After various requests I decided I’d better get this recipe up here. I make this passata every year once the tomato glut is in full-swing. I make as much as I can and, whenever I need a quick and easy meal, I just open up a jar and serve it with tagliatelli, with fresh basil stirred in and a topping of grated parmesan. If I’m feeling extravagant I may even add in some black olives and mozzarella! This passata does take a bit of time and effort to make, but I reckon it is well worth it. The recipe comes from Pam Corbin’s fantastic book, Preserves, which I use lots at this time of the year, and can’t recommend highly enough.
Ingredients (makes 3 x 500g jars)
2.5k tomatoes, halved
4 medium onions, peeled and thinly sliced
4 big garlic cloves, peeled and thinly sliced
Some sprigs of rosemary, thyme, basil and oregano (any or all)
1 tsp sugar
3 or 4 tbsp olive oil
Stage One: the tomatoes
1. Lay the tomatoes, cut side up, in two large roasting tins; scatter with the onion, garlic, herbs, salt, sugar and oil, and cook at about 170 C/GM 3 for about 50 minutes/an hour, until the tomatoes are well cooked and the mixture is browned.
2. When cool, sieve the mixture through a mouli. You can rub it through a sieve, but it’s pretty messy and a mouli really works best.
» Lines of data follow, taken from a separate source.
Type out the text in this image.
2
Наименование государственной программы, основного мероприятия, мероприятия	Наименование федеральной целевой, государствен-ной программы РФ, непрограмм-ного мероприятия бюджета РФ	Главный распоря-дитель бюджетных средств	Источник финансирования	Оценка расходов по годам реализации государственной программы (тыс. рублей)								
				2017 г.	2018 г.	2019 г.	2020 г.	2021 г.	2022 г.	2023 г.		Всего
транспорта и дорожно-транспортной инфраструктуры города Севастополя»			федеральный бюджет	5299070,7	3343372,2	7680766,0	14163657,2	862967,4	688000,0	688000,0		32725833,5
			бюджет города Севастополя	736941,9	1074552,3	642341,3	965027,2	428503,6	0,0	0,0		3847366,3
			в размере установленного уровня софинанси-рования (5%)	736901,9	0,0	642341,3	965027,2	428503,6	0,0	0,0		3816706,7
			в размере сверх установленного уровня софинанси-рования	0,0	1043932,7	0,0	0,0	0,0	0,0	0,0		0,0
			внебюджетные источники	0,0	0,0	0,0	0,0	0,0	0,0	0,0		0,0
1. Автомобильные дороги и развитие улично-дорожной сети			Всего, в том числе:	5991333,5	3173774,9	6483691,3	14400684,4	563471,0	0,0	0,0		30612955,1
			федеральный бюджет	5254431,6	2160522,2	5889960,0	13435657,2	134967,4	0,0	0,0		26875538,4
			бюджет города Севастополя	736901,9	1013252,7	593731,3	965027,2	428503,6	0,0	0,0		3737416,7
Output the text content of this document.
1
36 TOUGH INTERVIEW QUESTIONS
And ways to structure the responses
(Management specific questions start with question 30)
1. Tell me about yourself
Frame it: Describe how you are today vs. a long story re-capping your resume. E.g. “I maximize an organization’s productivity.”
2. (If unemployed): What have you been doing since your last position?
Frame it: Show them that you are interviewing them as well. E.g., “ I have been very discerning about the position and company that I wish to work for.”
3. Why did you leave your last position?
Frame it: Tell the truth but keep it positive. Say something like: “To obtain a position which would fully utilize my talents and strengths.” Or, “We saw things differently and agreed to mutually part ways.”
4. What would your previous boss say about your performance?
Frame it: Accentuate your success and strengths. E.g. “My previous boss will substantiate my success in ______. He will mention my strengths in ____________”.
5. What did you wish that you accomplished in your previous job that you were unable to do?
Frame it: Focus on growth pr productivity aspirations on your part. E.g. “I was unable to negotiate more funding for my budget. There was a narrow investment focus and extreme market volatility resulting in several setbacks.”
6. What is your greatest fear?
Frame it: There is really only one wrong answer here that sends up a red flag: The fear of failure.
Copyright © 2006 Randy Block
It is worth investing in one. You can puree the whole lot, or I like to puree half and keep half of it intact. (Compost the remains or, if you have chickens, they love pecking their way through it!)
Stage Two: the jars
You need three sterilized 500g screw-top jars for this (I re-use old ones). You sterilize them by washing them and standing them upside down in an oven, at 140 C/GM 1 for 15 minutes. The lids, once washed, should be covered in water and brought to the boil in a small pan, then left in the water until needed.
Stage Three: bottling
1. Bring the tomato mixture to the boil in a saucepan.
2. When it is ready, take the jars out of the oven and fill each jar to the brim. Screw the lids on tightly and leave to cool. As they cool, you may hear a ‘pop’ as the jars seal and the lids pop down. It’s a very satisfying sound!
(note: the original recipe recommends cooking the jars now in a saucepan of water for half an hour or so, standing them on a folded tea towel in the bottom of the pan, but I have never done that and it has always been fine. It’s your choice.)
3. The passata is now ready to be put away, to be used whenever you need it during the year.